Despite these measures, Scripps was unable to continue to finance the Rocky Mountain News, which had to print its last edition Feb. 27.
In the widely popular online video documenting the Rocky’s closing, Rich Boehne, President and CEO of Scripps, addressed a full newsroom with the announcement that the almost 150-year-old paper would be put up for sale.
Boehne said the closing was “something that would’ve been unthinkable just a few months ago, but I think we’ve suddenly found a time in this industry and in this economy when the unthinkable has become the commonplace, unfortunately.”
Editor and publisher John Temple acknowledges that not even the state of the economy could have prepared the staff for the announcement.
“Everybody knew that the newspaper industry is having its troubles, but the actual prospect of losing something that they love, and losing the job that they depend on, was brutal,” said Temple in the video.
Allen Klosowski, formerly of Red Blue America, a Web site that discusses news and politics, agrees that the sudden decline of the newspaper industry has caught people by surprise.
“Obviously there are challenges in the newspaper industry that 20 years ago, nobody anticipated, 10 years ago, were starting to show their head, five years ago, by the time that most newspapers saw it coming, it’s pretty difficult to change their business model that quickly and to adapt,” said Klosowski in the video.
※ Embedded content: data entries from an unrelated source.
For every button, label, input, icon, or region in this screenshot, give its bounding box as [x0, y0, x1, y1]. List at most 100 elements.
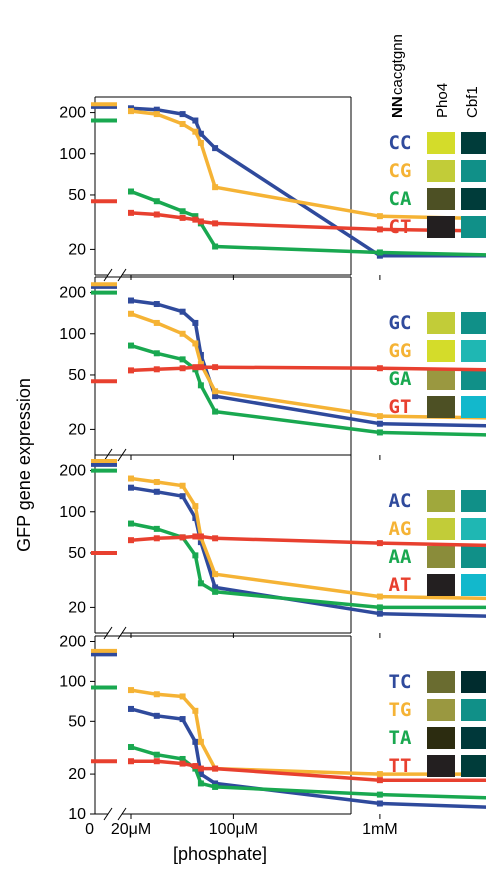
sequence-label-ag: AG [389, 518, 412, 540]
cbf1-swatch [461, 490, 486, 512]
data-point-ac [128, 484, 134, 491]
pho4-swatch [427, 490, 455, 512]
data-point-ta [197, 780, 204, 787]
sequence-label-tt: TT [389, 755, 412, 777]
sequence-label-gt: GT [389, 396, 412, 418]
panel-4: 102050100200020μM100μM1mM10mMTCTGTATT [59, 633, 486, 838]
data-point-gg [197, 361, 204, 368]
data-point-tt [192, 763, 199, 770]
data-point-cg [179, 121, 186, 128]
pho4-swatch [427, 312, 455, 334]
cbf1-swatch [461, 216, 486, 238]
sequence-label-ct: CT [389, 216, 412, 238]
x-tick-label: 0 [85, 821, 94, 838]
data-point-tt [376, 777, 383, 784]
data-point-ct [212, 220, 219, 227]
data-point-tc [179, 716, 186, 723]
pho4-swatch [427, 216, 455, 238]
data-point-tc [212, 780, 219, 787]
series-line-aa [130, 521, 486, 610]
data-point-cg [212, 184, 219, 191]
header-cbf1: Cbf1 [464, 86, 481, 118]
pho4-swatch [427, 340, 455, 362]
data-point-gt [212, 364, 219, 371]
data-point-at [197, 533, 204, 540]
data-point-at [179, 534, 186, 541]
data-point-ag [192, 503, 199, 510]
y-tick-label: 20 [68, 421, 86, 438]
data-point-ca [128, 188, 134, 195]
series-line-gc [130, 298, 486, 428]
axis-break-mark [117, 807, 127, 821]
data-point-ca [376, 249, 383, 256]
y-tick-label: 100 [59, 504, 86, 521]
y-tick-label: 100 [59, 326, 86, 343]
data-point-ag [179, 482, 186, 489]
data-point-ag [376, 593, 383, 600]
data-point-ct [192, 216, 199, 223]
data-point-gg [153, 319, 160, 326]
data-point-tc [128, 705, 134, 712]
sequence-label-ta: TA [389, 727, 412, 749]
sequence-label-cg: CG [389, 160, 412, 182]
y-tick-label: 50 [68, 713, 86, 730]
cbf1-swatch [461, 518, 486, 540]
data-point-gt [192, 364, 199, 371]
cbf1-swatch [461, 546, 486, 568]
sequence-label-aa: AA [389, 546, 412, 568]
y-tick-label: 20 [68, 241, 86, 258]
data-point-ag [153, 479, 160, 486]
data-point-aa [197, 580, 204, 587]
cbf1-swatch [461, 312, 486, 334]
cbf1-swatch [461, 671, 486, 693]
series-line-cg [130, 109, 486, 221]
data-point-gt [153, 366, 160, 373]
cbf1-swatch [461, 755, 486, 777]
data-point-cc [192, 117, 199, 124]
data-point-ag [212, 571, 219, 578]
sequence-label-cc: CC [389, 132, 412, 154]
data-point-ta [376, 791, 383, 798]
data-point-ga [197, 382, 204, 389]
x-tick-label: 100μM [209, 821, 258, 838]
data-point-ga [153, 350, 160, 357]
data-point-gg [128, 310, 134, 317]
data-point-cg [128, 108, 134, 115]
data-point-gc [212, 393, 219, 400]
pho4-swatch [427, 368, 455, 390]
data-point-gt [376, 365, 383, 372]
data-point-aa [192, 552, 199, 559]
x-axis-title: [phosphate] [173, 844, 267, 864]
data-point-gg [212, 388, 219, 395]
sequence-label-tg: TG [389, 699, 412, 721]
data-point-ca [153, 198, 160, 205]
data-point-ta [212, 783, 219, 790]
data-point-tc [197, 771, 204, 778]
pho4-swatch [427, 518, 455, 540]
data-point-gc [179, 308, 186, 315]
data-point-tg [128, 687, 134, 694]
sequence-label-ga: GA [389, 368, 412, 390]
panel-3: 20 50 100 200 AC AG AA AT [59, 454, 486, 640]
data-point-gc [128, 297, 134, 304]
data-point-gc [376, 420, 383, 427]
series-line-tc [130, 707, 486, 809]
x-tick-label: 1mM [362, 821, 398, 838]
cbf1-swatch [461, 160, 486, 182]
y-tick-label: 200 [59, 105, 86, 122]
pho4-swatch [427, 671, 455, 693]
series-line-cc [130, 106, 486, 258]
data-point-ta [153, 751, 160, 758]
data-point-gt [197, 364, 204, 371]
data-point-ac [212, 584, 219, 591]
data-point-tg [192, 707, 199, 714]
data-point-tg [376, 771, 383, 778]
data-point-tt [153, 758, 160, 765]
pho4-swatch [427, 188, 455, 210]
series-line-gg [130, 312, 486, 420]
cbf1-swatch [461, 727, 486, 749]
y-tick-label: 50 [68, 187, 86, 204]
data-point-ct [153, 211, 160, 218]
data-point-at [212, 535, 219, 542]
data-point-gt [128, 367, 134, 374]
Another newspaper taken down by the economy is the Seattle Post-Intelligencer. Hearst announced the closure of the 146-year old newspaper, Seattle’s oldest business, March 16.
In the online video documenting editor and publisher Roger Oglesby’s speech the morning of its closure, Oglesby addressed the newsroom, saying, “Tonight we’ll be putting the paper to bed for the last time. But the bloodline will live on.”
Olgesby was referring to the 40-person staff that continues its online publication, SeattlePI.com.
“Hearst fought for years to keep this place going, but time and these rotten economic conditions finally caught up with us,” said Oglesby in the video. “But there’s another part to this story and I’m not going to let you forget it. It’s the part that has to do with what will live on, and who’s responsible for it.”
In a time when newsprint is being replaced by downloadable stories, Oglesby’s parting words to his staff set a positive example for other papers facing possible termination: “This is a great newspaper, and has been for a long time. Let’s show the world it still is. Let’s show them what we can do. One more time.”